Broaden use of online appointments and payments. With these foundational tasks under way, RAND estimates that the next step, scaling up online appointment-making capabilities and telemedicine, could commence around 2017. Some, but not all, providers have systems that can handle online appointments, referrals, medical leave, and payments, so key stakeholders and end users need to be interviewed to determine the sticking points among various clinic and hospital settings, and possible solutions. Existing systems will need to be extended from urban to rural settings, and navigating the lack of physical connectivity will add complexity.

Scale up telemedicine. Telemedicine projects that can address prevention and treatment of medical conditions of great public health concern are the next priority. Virtual doctor visits and remote monitoring can address the lack of specialists outside Santiago, delays in care access due to remote location or high population density, and overuse of hospitalization for chronic disease treatment. Some specialists already participate in programs that help detect early stages of a heart attack or use eye exams to spot the signs of diabetes, but telemedicine can also diagnose patients from afar or help patients manage their own conditions from a distance. Legal regulations for distance care will need to be established.

As all of these activities unfold, S+D will need to clearly define measures of success, collect baseline data, and continuously assess the success of its efforts. Evaluation will help S+D and other entities monitor whether their approaches are hitting the mark, or whether a change in course is needed.

Build It and They Will Come?

Health IT will be new to some in Chile, and uptake of new processes and procedures could be slow.

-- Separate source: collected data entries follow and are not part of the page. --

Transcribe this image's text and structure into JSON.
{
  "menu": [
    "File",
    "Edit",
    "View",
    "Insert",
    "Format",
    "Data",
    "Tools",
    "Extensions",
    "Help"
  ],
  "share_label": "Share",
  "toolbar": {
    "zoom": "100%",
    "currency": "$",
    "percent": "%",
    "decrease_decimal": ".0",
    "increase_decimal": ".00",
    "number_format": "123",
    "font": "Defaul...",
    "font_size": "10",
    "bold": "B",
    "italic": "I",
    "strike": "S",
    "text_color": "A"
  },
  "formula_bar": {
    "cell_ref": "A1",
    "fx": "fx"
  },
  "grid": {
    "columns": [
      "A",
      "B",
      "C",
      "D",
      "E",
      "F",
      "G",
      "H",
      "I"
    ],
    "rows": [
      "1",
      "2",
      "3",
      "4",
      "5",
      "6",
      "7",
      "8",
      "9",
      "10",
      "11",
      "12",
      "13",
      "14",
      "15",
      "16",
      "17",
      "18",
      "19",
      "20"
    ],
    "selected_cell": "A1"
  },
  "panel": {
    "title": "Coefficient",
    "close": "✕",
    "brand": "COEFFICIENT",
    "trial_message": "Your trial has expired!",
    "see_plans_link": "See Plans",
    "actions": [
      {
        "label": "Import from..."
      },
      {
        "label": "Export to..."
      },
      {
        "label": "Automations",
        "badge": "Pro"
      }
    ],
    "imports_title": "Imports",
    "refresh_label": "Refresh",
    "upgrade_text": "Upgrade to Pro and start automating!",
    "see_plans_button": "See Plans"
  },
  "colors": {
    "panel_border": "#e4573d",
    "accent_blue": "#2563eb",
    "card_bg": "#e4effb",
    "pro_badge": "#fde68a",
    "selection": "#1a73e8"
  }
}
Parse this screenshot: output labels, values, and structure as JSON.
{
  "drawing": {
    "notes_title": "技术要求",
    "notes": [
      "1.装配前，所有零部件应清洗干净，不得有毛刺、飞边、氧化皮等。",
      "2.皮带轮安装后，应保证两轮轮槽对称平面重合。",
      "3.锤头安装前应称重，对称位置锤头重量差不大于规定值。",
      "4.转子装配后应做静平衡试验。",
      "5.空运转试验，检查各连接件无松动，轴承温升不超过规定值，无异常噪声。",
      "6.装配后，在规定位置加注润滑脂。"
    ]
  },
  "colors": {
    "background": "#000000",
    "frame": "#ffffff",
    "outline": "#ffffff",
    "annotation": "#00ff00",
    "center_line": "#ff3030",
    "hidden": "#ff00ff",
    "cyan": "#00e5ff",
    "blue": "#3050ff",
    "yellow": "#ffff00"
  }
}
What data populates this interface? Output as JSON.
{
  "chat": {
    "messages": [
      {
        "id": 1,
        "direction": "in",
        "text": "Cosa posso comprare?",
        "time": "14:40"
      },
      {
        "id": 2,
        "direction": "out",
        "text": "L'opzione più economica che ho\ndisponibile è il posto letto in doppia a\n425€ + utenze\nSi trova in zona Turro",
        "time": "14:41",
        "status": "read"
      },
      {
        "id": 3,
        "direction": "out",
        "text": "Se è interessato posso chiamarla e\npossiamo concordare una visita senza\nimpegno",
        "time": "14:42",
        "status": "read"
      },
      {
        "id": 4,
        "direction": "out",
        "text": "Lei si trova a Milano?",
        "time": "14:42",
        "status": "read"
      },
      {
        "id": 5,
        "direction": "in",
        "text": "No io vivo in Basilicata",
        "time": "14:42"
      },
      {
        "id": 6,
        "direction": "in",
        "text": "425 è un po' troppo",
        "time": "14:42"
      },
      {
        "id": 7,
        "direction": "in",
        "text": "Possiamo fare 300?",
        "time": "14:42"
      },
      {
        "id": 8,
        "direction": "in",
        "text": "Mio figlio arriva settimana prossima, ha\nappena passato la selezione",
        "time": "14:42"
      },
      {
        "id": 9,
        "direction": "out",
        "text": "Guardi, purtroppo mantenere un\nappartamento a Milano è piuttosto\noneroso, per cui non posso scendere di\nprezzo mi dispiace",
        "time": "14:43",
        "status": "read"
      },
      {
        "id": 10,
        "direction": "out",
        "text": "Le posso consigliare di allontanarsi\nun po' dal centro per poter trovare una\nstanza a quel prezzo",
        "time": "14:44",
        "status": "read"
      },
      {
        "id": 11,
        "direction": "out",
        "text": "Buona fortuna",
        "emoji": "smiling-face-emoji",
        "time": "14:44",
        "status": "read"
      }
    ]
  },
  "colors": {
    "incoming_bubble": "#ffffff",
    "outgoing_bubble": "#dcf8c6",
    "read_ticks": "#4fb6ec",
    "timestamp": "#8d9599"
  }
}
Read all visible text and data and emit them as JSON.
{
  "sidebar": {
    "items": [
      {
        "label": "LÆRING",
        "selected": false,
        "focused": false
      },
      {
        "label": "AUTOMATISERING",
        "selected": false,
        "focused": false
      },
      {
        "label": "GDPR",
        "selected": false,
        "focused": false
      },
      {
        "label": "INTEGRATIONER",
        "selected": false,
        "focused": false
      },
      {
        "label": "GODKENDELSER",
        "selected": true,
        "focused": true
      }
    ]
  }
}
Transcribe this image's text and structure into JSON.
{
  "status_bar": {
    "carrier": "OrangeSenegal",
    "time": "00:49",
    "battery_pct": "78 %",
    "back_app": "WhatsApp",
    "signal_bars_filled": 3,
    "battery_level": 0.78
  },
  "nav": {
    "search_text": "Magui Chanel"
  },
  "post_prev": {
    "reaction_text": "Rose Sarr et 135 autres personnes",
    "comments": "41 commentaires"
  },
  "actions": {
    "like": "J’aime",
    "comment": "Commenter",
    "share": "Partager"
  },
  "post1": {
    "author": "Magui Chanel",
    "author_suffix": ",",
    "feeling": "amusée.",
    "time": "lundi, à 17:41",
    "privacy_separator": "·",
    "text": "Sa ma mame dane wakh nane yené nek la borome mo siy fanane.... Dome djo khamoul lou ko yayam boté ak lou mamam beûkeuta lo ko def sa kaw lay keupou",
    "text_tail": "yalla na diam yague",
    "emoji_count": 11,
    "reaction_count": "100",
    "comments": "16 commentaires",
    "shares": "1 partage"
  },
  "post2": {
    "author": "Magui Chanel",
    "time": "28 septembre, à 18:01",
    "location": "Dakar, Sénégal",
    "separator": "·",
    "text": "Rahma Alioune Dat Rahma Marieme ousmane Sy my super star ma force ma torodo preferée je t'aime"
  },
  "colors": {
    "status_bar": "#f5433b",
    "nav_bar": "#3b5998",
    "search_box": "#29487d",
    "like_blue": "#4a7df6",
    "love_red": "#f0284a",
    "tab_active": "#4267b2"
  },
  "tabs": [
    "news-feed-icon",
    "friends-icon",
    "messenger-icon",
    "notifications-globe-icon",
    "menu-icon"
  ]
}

RAND recommends considering incentives for both patients and providers to encourage use of health IT tools.

Some countries, such as the United States, have tried to set financial incentives to spur use of EHRs. The "meaningful use" program set objectives for providers that included measures for specific EHR activities, such as recording health information and protecting its security, meeting certain standards and allowing patient-provider interaction via the EHR, and attaining certain health care outcomes. Although the program did increase EHR usage, there are now many incompatible EHR systems in place, and incentives will likely change under MACRA (Medicare Access and CHIP Reauthorization Act of 2015) legislation.

RAND researchers recommend that Chile consider a combination of financial and nonfinancial incentives. For instance, with telemedicine systems, nonfinancial incentives could include providing free training to nurses and doctors, or public recognition or career advancement in exchange for use. Financial incentives, such as a bonus or per-service payment for use of telemedicine, could help support early adopter providers and facilities that invest in the equipment to support services. For patients, providing publicly available or subsidized Internet access could help increase patient demand for EHRs and other mobile services.

Change Is Hard (but Worthwhile)

Health IT on the scale that Chile envisions will be no small feat, but an efficient, interoperable system will be worth the wait. Change is already under way, and momentum is building. Further evaluation will help determine whether the roadmap is helping to develop a more comprehensive health IT system in Chile.